SSL Suit Against VeriSign Gets Class Action Status

Netcraft.com
June, 2006

A lawsuit accusing VeriSign of improper marketing of SSL certificates has been given class action status by a California court, allowing thousands of VeriSign customers to join the proceedings and share in any award. The plaintiff, Southeast Texas Medical Associates LLP (SETMA), alleges that VeriSign overstated the differences between its Secure Secure Site and Secure Site Pro certificate products and their value to businesses conducting e-commerce. The proposed class includes anyone who has bought Secure Site Pro certificates since 2001. The plaintiffs estimated this figure at more than 400,000 potential class members, each of whom would be eligible for more than $500 in damages, placing the theoretical financial risk to VeriSign at more than $200 million.

VeriSign has thus far declined public comment on the lawsuit. The case may have relevance for other SSL providers as well, as it hinges on details of marketing complex technology products to customers who are not experts in Internet security or cryptography. The case highlights the fact that SSL certificates are among the products being closely scrutinized by attorneys seeking to build practices around Internet security litigation. One of the plaintiff’s lawyers, Marc Gravely of the Austin firm Gravely & Pearson, L.L.P., says his law firm is now taking aim at Internet security companies “who place profit over the security and personal privacy of businesses consumers.” In a press release, Gravely called the California case “almost certainly the first of many more to come given the burgeoning Internet security industry and tremendous growth of online transactions.”

The complaint alleges that VeriSign overstated the benefits of its more expensive SSL certificates. “Secure Site and Secure Site Pro provide essentially identical security for communications between businesses and their customers,” the lawsuit alleges. “It has only been through its false and misleading advertising that defendants have been able to extract a $546 premium from thousands of businesses throughout the country.”

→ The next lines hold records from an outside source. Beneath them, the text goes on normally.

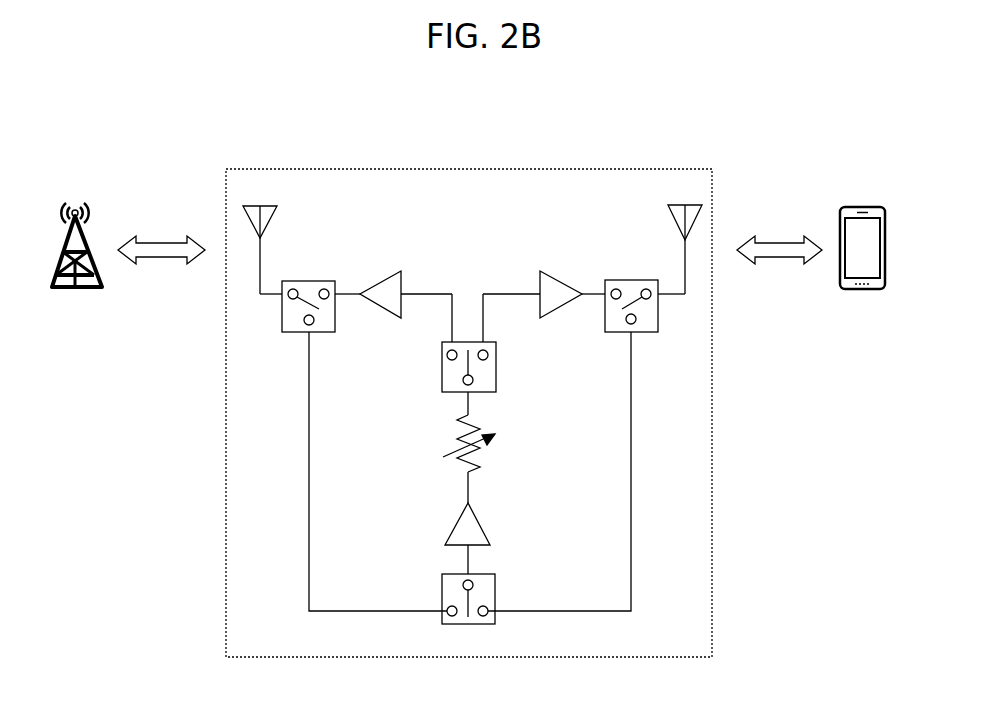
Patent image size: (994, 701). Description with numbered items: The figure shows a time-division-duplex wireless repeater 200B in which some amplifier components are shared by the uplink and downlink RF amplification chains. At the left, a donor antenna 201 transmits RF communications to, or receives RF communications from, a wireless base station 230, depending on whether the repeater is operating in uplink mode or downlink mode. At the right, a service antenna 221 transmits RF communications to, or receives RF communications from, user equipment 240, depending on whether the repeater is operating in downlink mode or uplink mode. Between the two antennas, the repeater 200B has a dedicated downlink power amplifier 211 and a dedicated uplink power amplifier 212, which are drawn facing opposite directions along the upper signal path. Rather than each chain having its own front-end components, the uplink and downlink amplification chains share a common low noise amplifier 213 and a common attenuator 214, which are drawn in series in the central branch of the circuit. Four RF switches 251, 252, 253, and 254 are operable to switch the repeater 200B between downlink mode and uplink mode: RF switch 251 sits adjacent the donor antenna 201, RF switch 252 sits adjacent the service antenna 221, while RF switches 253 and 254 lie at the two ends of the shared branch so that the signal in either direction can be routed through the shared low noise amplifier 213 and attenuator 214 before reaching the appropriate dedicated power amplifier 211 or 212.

The repeater 200B is at (437, 388).
The wireless base station 230 is at (77, 230).
The user equipment 240 is at (862, 235).
The donor antenna 201 is at (262, 240).
The service antenna 221 is at (680, 239).
The RF switch 251 is at (308, 296).
The RF switch 252 is at (631, 294).
The RF switch 253 is at (470, 478).
The RF switch 254 is at (489, 354).
The downlink power amplifier 211 is at (544, 287).
The uplink power amplifier 212 is at (393, 289).
The low noise amplifier 213 is at (486, 538).
The attenuator 214 is at (485, 459).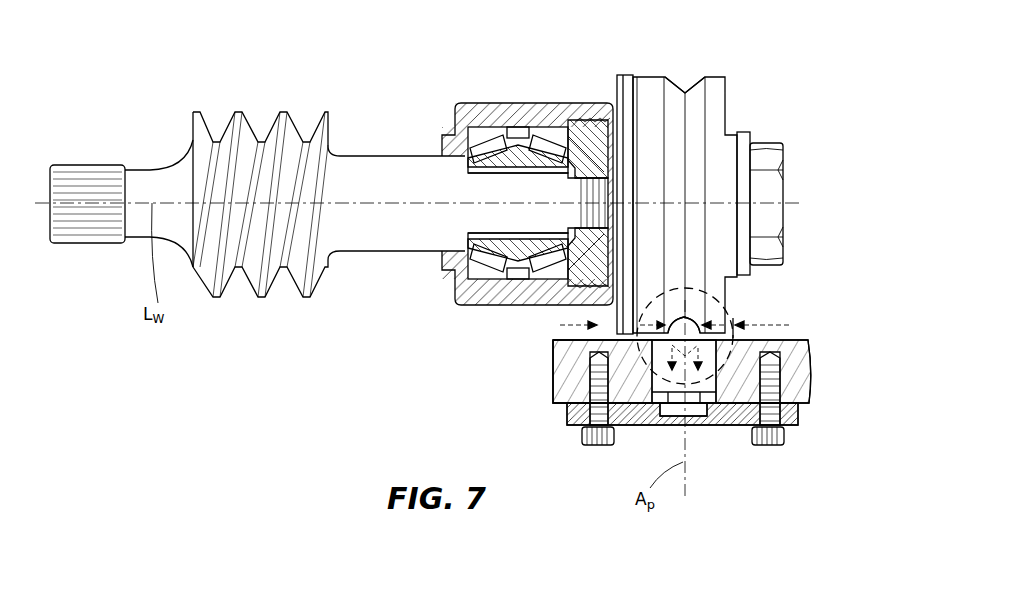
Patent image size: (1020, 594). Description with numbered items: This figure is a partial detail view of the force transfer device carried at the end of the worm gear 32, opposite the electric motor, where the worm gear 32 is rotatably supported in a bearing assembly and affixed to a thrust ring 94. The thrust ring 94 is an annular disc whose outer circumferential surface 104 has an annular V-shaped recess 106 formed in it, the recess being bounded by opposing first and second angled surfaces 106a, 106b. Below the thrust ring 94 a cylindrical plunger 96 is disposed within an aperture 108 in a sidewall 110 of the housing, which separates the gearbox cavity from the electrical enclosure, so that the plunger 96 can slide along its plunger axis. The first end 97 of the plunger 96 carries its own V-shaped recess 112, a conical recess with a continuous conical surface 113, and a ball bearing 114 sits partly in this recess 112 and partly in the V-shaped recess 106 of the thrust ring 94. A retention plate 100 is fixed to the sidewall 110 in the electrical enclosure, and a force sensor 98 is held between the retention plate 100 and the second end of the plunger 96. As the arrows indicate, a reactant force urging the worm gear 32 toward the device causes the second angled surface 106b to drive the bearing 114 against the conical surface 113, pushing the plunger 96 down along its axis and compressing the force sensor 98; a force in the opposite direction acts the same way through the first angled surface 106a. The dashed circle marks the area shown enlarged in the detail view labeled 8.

At issue is support for 128-bit SSL sessions and the necessity of Server Gated Cryptography (SGC), which is supported by Secure Site Pro only. SGC is an extension of SSL that was widely used prior to 2000, when the U.S. government placed export controls on 128-bit encryption technology, limiting banks and bank branches outside the U.S. to web servers that supported only 40-bit encryption. Once the export bans were lifted in 2000, subsequent browser releases had the capability to conduct 128-bit SSL sessions without SGC. Standard 1024-bit SSL certificates from most certificate authorities already support up to 256-bit encryption, which is enabled not by the SSL certificate, but the session key negotiated by the web server and browser.

Today, SGC’s primary benefit is to provide additional security for Internet users with older browsers (4.x versions of Internet Explorer or Netscape). “Many take for granted that strong encryption (at least 128-bit) is universal today,” VeriSign says in its description of Secure Site Pro. “In reality, legacy software issues may expose client systems to weak encryption (40-bit or 56-bit). According to a Yankee Group study, ‘the number of people still subject to weak encryption because they are using older versions of Windows and Internet Explorer is in the tens of millions.’”

The lawsuit alleges that VeriSign overstates the number of e-commerce customers using older browsers – and thus overstates the need for the additional $546 cost of an SGC-capable certificate. “VeriSign deceives actual and potential customers into believing that these certificates have different properties when used with the vast majority of Internet users when this is simply not the case,” the suit adds.

The motion for class action status was argued April 7 in Santa Clara, Calif. before California Superior Court Judge Kevin Murphy. VeriSign argued that Southeast Texas Medical Associates was “an impermissible puppet plaintiff” for lawyers seeking to target VeriSign. The judge denied that claim, while noting that the “plaintiffs are not overly informed about the theory and dynamics of the litigation.”

At the very least, SETMA appears to not be terribly attentive to the use and description of SSL on its own web site at setma.com. Despite its grievances with VeriSign and the dispute over bit-depth, the setma.com web site includes a page that touts its use of VeriSign certificates. “These pages are encrypted using a 128 bit Verisign encryption certificate to ensure the privacy of your heath and financial data,” the site notes.

That would be fine – if perhaps a little strange – if the setma.com site actually used a VeriSign certificate. In fact, the site uses an SSL certificate purchased from Entrust, a VeriSign competitor. Thus, even as it sues VeriSign for making false claims about its certificates, SETMA appears to be misleading its web site visitors about its own use of SSL certificates.

SETMA’s complaint asserts that the lack of end-user sophistication regarding certificates is a central issue in the case, saying VeriSign succeeded in selling Secure Site Pro certificates “because the matter is so deeply steeped in technology and difficult for any consumer to discover or understand.” It remains to be seen, if the case ever proceeds to trial, whether a jury will find the details of SSL certificates and encryption bit depths any easier to sort out.